Lately the crickets will not shut up. They have something to get off their chitinous chests, and they chatter so loudly you can't hear the planes landing overhead. We all love crickets, of course, because it's a comforting song of the season, a serenade that takes us back to the endless summers of yore. A warm August night, the trebly melody of bug-notes drifting in the window as you faded off to sleep — it's one of those things that completes a summer.

Same with the droning cicadas. Every year you notice the first cicada you hear and remind yourself: You'll never notice the last one. One day they're droning away like a bright drill through an iron bar. The next they're silent. It's a week before you realize they've said all they needed to say, and closed the book on summer.

Because they're dead!

Sorry, just needed to stop with the sentimental mush.
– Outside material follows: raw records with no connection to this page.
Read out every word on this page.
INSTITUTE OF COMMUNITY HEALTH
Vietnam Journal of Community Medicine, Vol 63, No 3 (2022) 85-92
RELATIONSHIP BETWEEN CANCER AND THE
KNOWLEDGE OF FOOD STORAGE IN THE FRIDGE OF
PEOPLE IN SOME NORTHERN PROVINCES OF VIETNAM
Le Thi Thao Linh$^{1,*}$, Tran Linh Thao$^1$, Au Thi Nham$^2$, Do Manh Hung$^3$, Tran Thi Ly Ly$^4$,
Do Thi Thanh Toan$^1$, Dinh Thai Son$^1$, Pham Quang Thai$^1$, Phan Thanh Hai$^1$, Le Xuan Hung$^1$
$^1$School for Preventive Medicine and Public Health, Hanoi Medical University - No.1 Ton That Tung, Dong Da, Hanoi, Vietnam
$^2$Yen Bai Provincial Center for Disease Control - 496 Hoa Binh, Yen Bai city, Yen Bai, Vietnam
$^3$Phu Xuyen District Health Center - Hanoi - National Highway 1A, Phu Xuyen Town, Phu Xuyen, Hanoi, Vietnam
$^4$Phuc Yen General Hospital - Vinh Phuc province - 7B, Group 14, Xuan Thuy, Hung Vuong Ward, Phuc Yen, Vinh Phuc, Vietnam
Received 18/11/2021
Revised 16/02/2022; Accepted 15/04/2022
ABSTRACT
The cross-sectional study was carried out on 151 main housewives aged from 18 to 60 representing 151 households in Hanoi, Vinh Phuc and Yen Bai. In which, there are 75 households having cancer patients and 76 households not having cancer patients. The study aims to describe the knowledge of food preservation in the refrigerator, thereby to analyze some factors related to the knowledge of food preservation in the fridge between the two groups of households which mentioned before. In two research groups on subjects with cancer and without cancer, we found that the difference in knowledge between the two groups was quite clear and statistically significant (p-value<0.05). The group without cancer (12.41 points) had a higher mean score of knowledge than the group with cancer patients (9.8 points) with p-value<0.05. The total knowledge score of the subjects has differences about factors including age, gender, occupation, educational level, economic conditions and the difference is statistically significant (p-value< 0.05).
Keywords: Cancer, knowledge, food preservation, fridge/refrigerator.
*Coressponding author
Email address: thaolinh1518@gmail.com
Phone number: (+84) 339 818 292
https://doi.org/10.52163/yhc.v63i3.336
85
Crickets are great, but two small points:

1. We'd feel different if the crickets were really, really loud and never shut up. Everyone's haggard at the office the next day because it's Cricket Season. Retailers would sell Cricket Muffs. We'd snap at loved ones and blame the Cricket Jitters.

2. We would feel very different about them if crickets were really, really big. I worked for a summer in a warehouse that was full of crickets, and they're nothing like your bipedal Jiminy Cricket types with the hat and waistcoat. One or two, you can ignore. A dozen clumped together, ew. Fifty in a writhing mass, get a flamethrower. If they were the size of cats, the eveningsong would be terrifying, and people would string electrified wire in their bushes.

Zap zap bzzt zap screech screech zap bzzt. "Are they gone now, daddy? Are the monsters gone?" "Not yet, honey. Soon. It'll be over soon." Zap screech bzzt.

And in the morning you'd have to clean it up. With a shovel. And you'd have to put them in the compost bin because they're organic.

Say, did know you can tell the temperature from their chirps? Count the number of chirps per minute, then divide by ⅞, add nine and multiply by 1.5 in Base Eight, and you have the temp. Unless you have European crickets, which chirp in Celsius. I have no idea who figured this out. It's like discovering that the yowls of alleycats in heat are related to the number of sunspots. Whoever did it was pretty proud of himself, you know. "Eureka! This must be how cave men discovered the temperature!"

Well, enjoy the crickets while you can. The song is unchanging from year to year, even though the insects themselves perish. If you grew up hearing frog-song, as well, you know what a guttural counterpoint they offered — frogs were the spirit animals of 12-year-old boys who burp the alphabet, and their basso belches gave the evening a silly sonata both low and high. There soon will be a day without cicadas and a night without crickets. Then comes the silence. Then comes the geese overhead, a ragged zipper closing up the season, honking farewell.

But that's still a ways away. We've much summer left. It's not like the Fair starts in 10 days, you know. It's 11 days away. Practically forever.